The need for semi-permanent information, often hurriedly improvised in urban streets, is generally considered to be visual clutter. In an emergency, we are reassured to see order reestablished, usually in the form of standard temporary signs, access inhibited by tape, vehicles with flashing roof lights, and uniformed personnel. Coordination in all these elements is important in providing a sense of order and authority. Disorder is stressful because change to our daily routine forces us to think about activities that we can normally take for granted. It makes us think about what we are doing! Order allows us to form our lives into patterns, to make assumptions, to plan ahead, and use our time efficiently. When a book is opened, the reader is looking for patterns for the very same reasons.

Traffic diversion signs are unpopular because they inevitably represent a disruption or breakdown of a planned journey. However, if such signs are coordinated in their appearance and placement, then they will be perceived to represent a coordinated response to a scheduled event. The driver will assume that this is a planned reroute, rather than an ad hoc, hurried, and perhaps illconceived emergency-induced event. Ad hoc signage is both celebrated and despised, depending on the viewers’ circumstances.
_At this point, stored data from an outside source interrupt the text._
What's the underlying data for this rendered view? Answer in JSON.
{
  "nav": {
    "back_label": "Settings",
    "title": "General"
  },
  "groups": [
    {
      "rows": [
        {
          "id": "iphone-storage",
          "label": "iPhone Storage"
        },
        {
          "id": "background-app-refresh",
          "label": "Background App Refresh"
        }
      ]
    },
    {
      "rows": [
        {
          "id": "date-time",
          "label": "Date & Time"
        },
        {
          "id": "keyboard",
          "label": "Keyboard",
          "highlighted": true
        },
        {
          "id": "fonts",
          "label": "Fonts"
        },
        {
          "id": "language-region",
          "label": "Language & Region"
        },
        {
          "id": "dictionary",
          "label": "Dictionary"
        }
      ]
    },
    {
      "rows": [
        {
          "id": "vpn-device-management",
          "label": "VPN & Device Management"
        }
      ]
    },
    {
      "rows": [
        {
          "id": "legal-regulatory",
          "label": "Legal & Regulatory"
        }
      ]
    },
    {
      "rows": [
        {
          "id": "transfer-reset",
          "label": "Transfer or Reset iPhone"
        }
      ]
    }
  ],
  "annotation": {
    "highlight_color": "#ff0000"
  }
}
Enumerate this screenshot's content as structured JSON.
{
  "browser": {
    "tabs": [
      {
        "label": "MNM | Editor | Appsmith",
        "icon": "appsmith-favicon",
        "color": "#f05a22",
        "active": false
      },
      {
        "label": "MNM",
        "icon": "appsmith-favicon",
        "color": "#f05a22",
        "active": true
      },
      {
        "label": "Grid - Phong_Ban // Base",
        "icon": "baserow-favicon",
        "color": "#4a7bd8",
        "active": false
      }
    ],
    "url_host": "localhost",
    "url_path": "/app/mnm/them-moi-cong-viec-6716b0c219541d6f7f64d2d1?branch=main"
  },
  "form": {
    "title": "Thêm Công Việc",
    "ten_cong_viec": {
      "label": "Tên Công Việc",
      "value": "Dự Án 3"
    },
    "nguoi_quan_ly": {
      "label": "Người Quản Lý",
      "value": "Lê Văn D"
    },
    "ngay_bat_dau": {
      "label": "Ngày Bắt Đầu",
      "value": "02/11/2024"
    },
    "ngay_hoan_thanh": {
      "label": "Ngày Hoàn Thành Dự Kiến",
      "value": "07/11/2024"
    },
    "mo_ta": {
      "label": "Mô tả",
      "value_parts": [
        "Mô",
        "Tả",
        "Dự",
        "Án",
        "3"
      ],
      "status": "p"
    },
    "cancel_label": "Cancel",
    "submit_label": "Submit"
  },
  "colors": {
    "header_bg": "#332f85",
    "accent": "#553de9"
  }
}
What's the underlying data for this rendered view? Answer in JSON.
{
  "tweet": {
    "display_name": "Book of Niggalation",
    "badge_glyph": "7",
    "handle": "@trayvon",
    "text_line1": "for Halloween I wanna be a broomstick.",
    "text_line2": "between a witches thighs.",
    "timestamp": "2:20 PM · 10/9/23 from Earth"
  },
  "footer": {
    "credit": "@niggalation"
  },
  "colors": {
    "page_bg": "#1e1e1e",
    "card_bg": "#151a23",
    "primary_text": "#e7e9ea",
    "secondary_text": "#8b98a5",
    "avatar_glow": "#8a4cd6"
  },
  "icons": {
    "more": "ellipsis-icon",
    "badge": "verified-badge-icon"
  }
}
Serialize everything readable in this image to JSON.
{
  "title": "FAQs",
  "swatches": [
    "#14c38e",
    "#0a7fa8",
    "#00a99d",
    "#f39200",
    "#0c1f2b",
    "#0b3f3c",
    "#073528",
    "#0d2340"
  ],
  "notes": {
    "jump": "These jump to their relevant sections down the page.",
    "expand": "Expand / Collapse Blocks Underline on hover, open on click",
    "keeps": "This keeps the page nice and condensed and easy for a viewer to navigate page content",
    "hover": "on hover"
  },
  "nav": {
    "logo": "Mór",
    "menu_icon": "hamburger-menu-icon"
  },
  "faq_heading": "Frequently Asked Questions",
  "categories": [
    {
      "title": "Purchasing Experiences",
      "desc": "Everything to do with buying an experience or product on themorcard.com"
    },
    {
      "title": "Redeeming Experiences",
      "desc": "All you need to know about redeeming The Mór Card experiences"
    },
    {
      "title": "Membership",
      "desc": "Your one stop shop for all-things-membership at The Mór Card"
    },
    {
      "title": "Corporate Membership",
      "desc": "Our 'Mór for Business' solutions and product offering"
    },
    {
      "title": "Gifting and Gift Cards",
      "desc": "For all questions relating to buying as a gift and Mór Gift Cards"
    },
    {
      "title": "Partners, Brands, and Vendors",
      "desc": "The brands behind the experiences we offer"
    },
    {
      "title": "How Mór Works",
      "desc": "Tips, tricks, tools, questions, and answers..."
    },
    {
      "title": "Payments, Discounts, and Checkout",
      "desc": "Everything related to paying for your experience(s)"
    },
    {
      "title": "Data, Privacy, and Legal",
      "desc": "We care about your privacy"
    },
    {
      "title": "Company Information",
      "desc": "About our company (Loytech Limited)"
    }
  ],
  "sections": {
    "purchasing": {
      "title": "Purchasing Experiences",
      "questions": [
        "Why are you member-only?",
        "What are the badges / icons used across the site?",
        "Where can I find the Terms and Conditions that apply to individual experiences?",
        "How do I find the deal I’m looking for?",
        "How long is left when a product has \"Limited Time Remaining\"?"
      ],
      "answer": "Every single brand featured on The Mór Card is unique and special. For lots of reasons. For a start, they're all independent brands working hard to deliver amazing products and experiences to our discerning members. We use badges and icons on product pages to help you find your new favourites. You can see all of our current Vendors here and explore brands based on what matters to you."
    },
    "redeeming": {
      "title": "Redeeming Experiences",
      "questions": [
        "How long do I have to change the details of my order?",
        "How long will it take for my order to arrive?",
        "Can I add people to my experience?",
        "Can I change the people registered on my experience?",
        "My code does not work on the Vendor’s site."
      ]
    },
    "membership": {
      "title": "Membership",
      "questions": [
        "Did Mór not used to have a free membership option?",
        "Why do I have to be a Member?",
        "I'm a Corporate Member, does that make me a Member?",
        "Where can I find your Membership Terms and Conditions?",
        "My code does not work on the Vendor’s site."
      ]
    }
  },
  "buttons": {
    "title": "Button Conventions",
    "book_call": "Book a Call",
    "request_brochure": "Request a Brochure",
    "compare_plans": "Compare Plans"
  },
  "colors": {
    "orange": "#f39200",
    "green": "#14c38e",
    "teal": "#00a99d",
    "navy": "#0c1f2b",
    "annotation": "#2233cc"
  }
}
An example of permanent typography.

Typographic detritus or chance art” is the way that improvised urban information… The interference by people making alternative, spontaneous additions or alterations (disregarding the best intentions of the designer) is both inevitable and a necessary aspect of urban life. Such ephemera may sometimes be ugly, but its purpose is generally to provide a valid source of information, even if it is only for a select few. Small, entirely insignificant information, the detritus of urban life, is just as valuable—more valuable some would argue—to social historians than the results of grand-scale city planning.

It is a very good idea to consider how a text will be perceived (and read) in 10, 20, or 100 years’ time.

Decay is the most powerful medium for the improvement of cities… Decay, not architects, adds the last touches, blackens and peels the stone, applies lichens and cracks, softens the edges, elaborates elaboration, and the hand of man works even better than the forces of nature…

Similarly, a scuffed, well-thumbed book with creased page corners is the consequence of a well-used and truly useful document.